Um documentário em co-produção Suíça/Alemanha/França abordou um tema 100% brasileiro: a Bossa Nova e João Gilberto. Há algum tempo, foi noticiado no jornal a situação calamitosa em que o músico se encontrava. Recluso em seu apartamento há décadas, cheio de dívidas por não cumprir seus contratos, o cantor chegou a ser interditado na justiça pela própria filha, para resolver as questões de ordem financeira. Até a porta da casa do artista chegou a ser arrombada, algo extremamente lamentável, mesmo que tenha alguma justificativa. Pois bem, eis que, num belo dia, eu me deparo com o trailer de “Onde Está Você, João Gilberto?” no cinema, realizado pelo alemão Georges Gachot, que aborda a reclusão do artista.
E aí, logo pensei: “esse documentário tem tudo a ver com o que se tem sido noticiado outro dia sobre João Gilberto, e com a vantagem de se ter um olhar estrangeiro sobre a questão”, sendo esse argumento o que fez com que eu me interessasse por esse filme. Eu acreditava que o documentário ajudaria a compreender melhor a alta situação caótica pela qual o artista passa hoje. E qual é a impressão dessa película? Inicialmente, o filme, em parte, nos ajuda a entender um pouco o que aconteceu com o cantor, mas não muito. Há a proposta de se seguir os passos do pesquisador alemão Marc Fisher, que escreveu um livro sobre João Gilberto e tentou, sem sucesso, entrar em contato com o cantor aqui no Brasil.

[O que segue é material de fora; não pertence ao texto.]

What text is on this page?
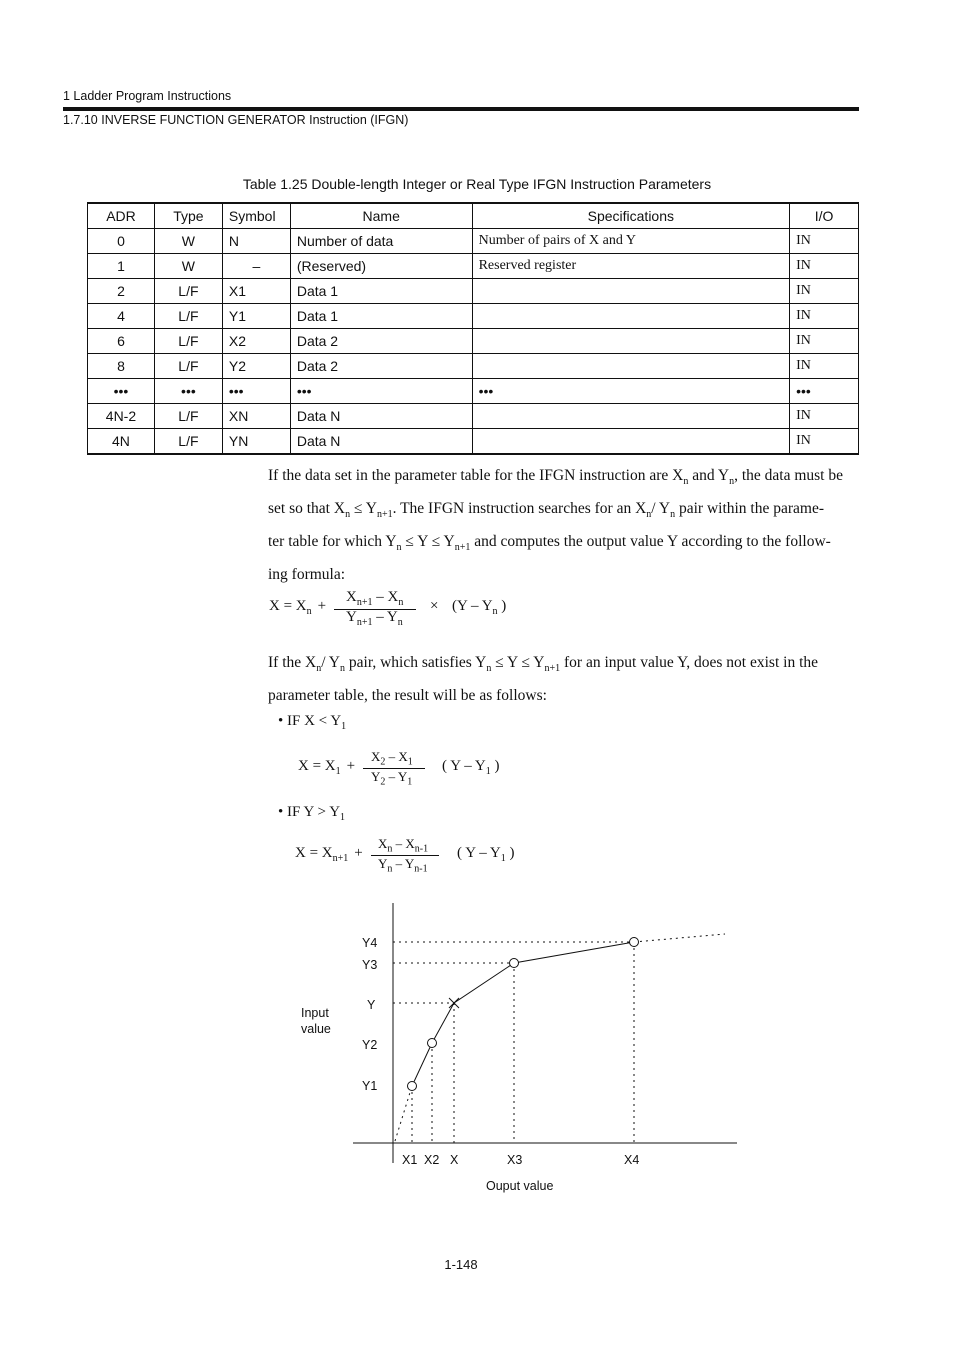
1 Ladder Program Instructions
1.7.10 INVERSE FUNCTION GENERATOR Instruction (IFGN)
Table 1.25 Double-length Integer or Real Type IFGN Instruction Parameters
ADR	Type	Symbol	Name	Specifications	I/O
0	W	N	Number of data	Number of pairs of X and Y	IN
1	W	–	(Reserved)	Reserved register	IN
2	L/F	X1	Data 1		IN
4	L/F	Y1	Data 1		IN
6	L/F	X2	Data 2		IN
8	L/F	Y2	Data 2		IN
•••	•••	•••	•••	•••	•••
4N-2	L/F	XN	Data N		IN
4N	L/F	YN	Data N		IN
If the data set in the parameter table for the IFGN instruction are $X_n$ and $Y_n$, the data must be
set so that $X_n \le Y_{n+1}$. The IFGN instruction searches for an $X_n/$ $Y_n$ pair within the parame-
ter table for which $Y_n \le Y \le Y_{n+1}$ and computes the output value Y according to the follow-
ing formula:
$X = X_n$ +
$X_{n+1} - X_n$
$Y_{n+1} - Y_n$
× ($Y - Y_n$ )
If the $X_n/$ $Y_n$ pair, which satisfies $Y_n \le Y \le Y_{n+1}$ for an input value Y, does not exist in the
parameter table, the result will be as follows:
• IF $X < Y_1$
$X = X_1$ +
$X_2 - X_1$
$Y_2 - Y_1$
( Y – $Y_1$ )
• IF $Y > Y_1$
$X = X_{n+1}$ +
$X_n - X_{n-1}$
$Y_n - Y_{n-1}$
( Y – $Y_1$ )
Y4
Y3
Y
Y2
Y1
X1 X2 X	X3	X4
Input
value
Ouput value
1-148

Quatro meses depois dessa tentativa, Fischer se suicida. Gachot, então, com o espólio intelectual de Fischer, tenta uma nova investida para encontrar o cantor, também sem sucesso. E aí, a figura enigmática do cantor é substituída por entrevistas com nomes consagrados da Bossa Nova, tais como João Donato, Miúcha, Marcos Valle e Roberto Menescal. Obviamente que o assunto das entrevistas era Gilberto, mas esse rosário de artistas da Bossa Nova se tornou bem mais interessante, pois eles tinham vontade de falar com o documentarista. A coisa se processa de uma forma que o cantor acaba até meio que virando um pano de fundo, um suporte para se falar da Bossa Nova, com outros artistas aparecendo de forma muito mais vívida. É claro que João Gilberto sempre é o assunto principal. Só que seu autoisolamento faz com que as pessoas que falam sobre ele se tornem personagens bem mais interessantes.
O desfecho do documentário, por sua vez, é melancólico. Ridículo, até. Numa última cartada para chegar perto do artista com pecha de mito, Gachot tenta se aproximar do empresário de Gilberto, que se revela uma pessoa com uma lábia um tanto enrolada, que inicialmente acorda uma coisa, mas depois reluta em cumprir. E aí, combina-se que Gilberto ficará num quarto do Copacabana Palace e cantará, enquanto que Gachot ficará do lado de fora para escutar a música. Mas aí fica a grande dúvida: Gilberto estaria lá mesmo? Ou o empresário colocou um baita de um CD e tocou um playback? Gilberto sairia mesmo de seu apartamento onde ficou confinado por praticamente trinta anos ininterruptos para tocar atrás da porta de um quarto do Copacabana Palace? Difícil de acreditar.
Sendo Gilberto ou não atrás da porta, uma frase me vem a cabeça e está aí em cima, no título do artigo: “Só se leva dessa vida a vida que se leva”, ou seja, a gente colhe aquilo que planta. E me parece que Gilberto não semeou as sementes certas, dada a situação melancólica em que ele se encontra. Pelo menos, se seus atos tivessem consequência somente sobre si, a gente ainda poderia apenas lamentar.
O problema é que ele arrasta fãs seus para essa mesma torrente de melancolia. E aí a coisa não fica muito legal, pois ele frustra outras pessoas com seu comportamento, o que é ainda mais lamentável. Confesso que dá uma certa pena de Gachot e Fisher de ficar correndo atrás de um cara que é tratado como um mito, mas se comporta como um fantasma. E, como brasileiro, rola até um certo constrangimento. Enfim…
Assim, “Onde Está Você, João Gilberto” vale mais pelos entrevistados e pelos “causos” sobre o cantor do que sobre o próprio artista em si. De se louvar é a posição de investigador de Gachot e Fisher que fizeram uma meticulosa busca para poderem chegar ao seu ídolo. Infelizmente, eles não obtiveram êxito em sua busca. Vale a pena assistir, apesar de um certo sentimento de constrangimento.